The research group of Dr. Klomp is embedded in the conditionally financed program UU-36. It forms an integral part of one the main research lines of the UMC Utrecht: 'Developmental Biology and Oncology' and of the corresponding KNAW research school. Leo Klomp is a member of the board of the Dutch Society for Hepatology (NVH) and of the scientific board of the Dutch Digestive Disease Foundation (MLDS).
National collaborations on (diseases of) copper metabolism exist with Dr. C. Wijmenga (Dept. human genetics; UMCU), Dr. M. Merckx (TUE), Dr. RHJ. Houwen (Dept. of Pediatrics, UMCU), Prof. J. Smeitink (KUN) and Prof G. Canters (UL).
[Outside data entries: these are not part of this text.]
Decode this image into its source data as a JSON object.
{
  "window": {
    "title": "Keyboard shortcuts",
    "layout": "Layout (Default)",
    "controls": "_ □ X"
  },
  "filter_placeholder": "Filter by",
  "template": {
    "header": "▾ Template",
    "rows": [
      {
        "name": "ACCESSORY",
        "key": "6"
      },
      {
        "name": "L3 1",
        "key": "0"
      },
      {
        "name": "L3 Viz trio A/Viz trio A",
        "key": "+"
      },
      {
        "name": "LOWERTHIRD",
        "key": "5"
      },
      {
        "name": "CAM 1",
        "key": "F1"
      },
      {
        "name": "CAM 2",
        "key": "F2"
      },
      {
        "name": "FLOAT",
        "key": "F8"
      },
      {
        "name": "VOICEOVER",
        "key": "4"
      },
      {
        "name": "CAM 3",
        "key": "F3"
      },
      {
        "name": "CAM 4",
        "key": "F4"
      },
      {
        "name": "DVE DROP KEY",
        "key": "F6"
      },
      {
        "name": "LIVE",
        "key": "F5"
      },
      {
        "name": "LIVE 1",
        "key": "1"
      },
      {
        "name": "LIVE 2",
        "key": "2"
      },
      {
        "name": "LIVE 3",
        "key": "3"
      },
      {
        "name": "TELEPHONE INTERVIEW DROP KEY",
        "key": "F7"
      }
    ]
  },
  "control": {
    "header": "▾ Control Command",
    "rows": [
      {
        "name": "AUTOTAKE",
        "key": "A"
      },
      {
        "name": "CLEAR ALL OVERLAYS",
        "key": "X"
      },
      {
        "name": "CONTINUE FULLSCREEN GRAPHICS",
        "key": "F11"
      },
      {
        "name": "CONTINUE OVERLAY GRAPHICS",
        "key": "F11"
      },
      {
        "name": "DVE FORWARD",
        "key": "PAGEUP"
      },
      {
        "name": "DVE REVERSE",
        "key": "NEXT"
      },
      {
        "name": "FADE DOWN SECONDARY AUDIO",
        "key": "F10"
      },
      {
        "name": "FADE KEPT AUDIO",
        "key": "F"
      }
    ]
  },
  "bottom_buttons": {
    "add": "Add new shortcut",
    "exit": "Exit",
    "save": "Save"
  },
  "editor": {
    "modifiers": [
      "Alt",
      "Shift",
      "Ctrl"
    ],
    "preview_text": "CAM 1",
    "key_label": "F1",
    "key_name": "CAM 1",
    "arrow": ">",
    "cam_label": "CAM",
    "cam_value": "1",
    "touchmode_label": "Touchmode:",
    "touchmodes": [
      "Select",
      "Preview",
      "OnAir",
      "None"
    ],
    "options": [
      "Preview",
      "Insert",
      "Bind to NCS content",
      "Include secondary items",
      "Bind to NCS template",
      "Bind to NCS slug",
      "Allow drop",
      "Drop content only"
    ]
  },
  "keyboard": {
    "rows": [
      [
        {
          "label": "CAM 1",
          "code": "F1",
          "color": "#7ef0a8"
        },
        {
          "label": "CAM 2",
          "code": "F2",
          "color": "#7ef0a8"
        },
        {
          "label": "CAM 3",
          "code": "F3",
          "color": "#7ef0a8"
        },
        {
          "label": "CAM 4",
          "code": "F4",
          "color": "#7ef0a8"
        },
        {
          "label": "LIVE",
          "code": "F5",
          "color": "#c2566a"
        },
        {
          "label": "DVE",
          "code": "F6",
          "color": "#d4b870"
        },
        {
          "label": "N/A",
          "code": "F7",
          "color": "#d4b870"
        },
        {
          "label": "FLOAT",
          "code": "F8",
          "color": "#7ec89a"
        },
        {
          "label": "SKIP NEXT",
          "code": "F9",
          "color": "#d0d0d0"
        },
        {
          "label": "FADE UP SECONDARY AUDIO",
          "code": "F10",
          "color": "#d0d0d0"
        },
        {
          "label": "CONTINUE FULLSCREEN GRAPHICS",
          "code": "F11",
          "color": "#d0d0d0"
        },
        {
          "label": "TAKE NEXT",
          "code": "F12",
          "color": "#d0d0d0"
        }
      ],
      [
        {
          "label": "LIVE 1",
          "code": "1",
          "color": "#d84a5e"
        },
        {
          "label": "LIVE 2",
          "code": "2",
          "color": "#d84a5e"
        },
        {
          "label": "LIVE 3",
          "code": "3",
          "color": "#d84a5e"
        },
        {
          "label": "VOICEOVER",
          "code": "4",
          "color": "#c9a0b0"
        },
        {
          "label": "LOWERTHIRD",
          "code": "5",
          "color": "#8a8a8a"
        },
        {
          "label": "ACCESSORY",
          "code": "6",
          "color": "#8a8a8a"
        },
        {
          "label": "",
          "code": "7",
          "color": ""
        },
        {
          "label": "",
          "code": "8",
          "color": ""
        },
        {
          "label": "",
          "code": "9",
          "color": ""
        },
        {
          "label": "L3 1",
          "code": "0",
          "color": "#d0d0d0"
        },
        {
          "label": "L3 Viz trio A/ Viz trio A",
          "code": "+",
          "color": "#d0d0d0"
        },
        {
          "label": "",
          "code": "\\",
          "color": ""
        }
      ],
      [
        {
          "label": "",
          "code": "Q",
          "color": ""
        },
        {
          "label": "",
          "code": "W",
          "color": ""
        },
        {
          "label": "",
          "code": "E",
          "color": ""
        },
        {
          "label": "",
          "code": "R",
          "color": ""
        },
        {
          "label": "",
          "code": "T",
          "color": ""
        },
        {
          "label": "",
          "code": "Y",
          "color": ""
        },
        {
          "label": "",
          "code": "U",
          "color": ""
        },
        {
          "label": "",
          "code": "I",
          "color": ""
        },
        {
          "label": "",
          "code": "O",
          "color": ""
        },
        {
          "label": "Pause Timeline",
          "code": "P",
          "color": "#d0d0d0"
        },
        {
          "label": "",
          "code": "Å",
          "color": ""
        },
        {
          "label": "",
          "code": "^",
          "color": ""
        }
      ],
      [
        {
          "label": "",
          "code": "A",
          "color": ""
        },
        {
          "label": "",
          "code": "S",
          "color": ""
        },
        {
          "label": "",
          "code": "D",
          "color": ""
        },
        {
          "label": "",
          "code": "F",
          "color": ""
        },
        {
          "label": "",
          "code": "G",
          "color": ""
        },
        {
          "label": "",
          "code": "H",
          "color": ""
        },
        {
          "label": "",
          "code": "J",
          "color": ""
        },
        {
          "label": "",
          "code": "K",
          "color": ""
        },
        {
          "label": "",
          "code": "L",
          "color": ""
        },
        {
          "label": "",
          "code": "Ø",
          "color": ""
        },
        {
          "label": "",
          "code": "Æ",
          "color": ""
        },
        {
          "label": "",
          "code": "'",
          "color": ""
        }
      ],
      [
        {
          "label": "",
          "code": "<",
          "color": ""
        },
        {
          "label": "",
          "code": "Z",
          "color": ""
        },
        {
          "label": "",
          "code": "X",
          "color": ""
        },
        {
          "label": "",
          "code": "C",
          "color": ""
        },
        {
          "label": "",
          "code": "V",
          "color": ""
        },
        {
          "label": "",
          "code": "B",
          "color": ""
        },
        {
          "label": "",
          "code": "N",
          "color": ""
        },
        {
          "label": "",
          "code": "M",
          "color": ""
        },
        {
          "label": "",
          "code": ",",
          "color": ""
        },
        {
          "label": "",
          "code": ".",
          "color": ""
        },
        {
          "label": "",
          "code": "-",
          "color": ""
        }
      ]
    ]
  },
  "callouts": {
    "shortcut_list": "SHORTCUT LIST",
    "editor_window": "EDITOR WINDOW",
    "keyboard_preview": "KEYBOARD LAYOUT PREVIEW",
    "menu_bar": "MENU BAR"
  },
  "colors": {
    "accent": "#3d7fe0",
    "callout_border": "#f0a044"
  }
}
There is an international collaborations on (diseases of) copper metabolism with Prof. JD Gitlin (Washington University, St. Louis, USA). Furthermore, we collaborate with Dr. C. Ducket, Univ. Michigan, USA, on a possible role of MURR1 in apoptosis.
There are other collaborations with Prof. Dr. GP van Berge Henegouwen (UMCU), Prof. Dr. F. Kuipers (Dept. Pediatrics, Groningen), Prof. Dr. RPJ Oude Elferink (AMC, Amsterdam), Dr. R. Thompson and Dr. A. Knisely (UCL, London, UK) and Dr. LN Bull (UCSF, San Francisco, USA) on cholestasis and hepatobiliary secretion of bile acids.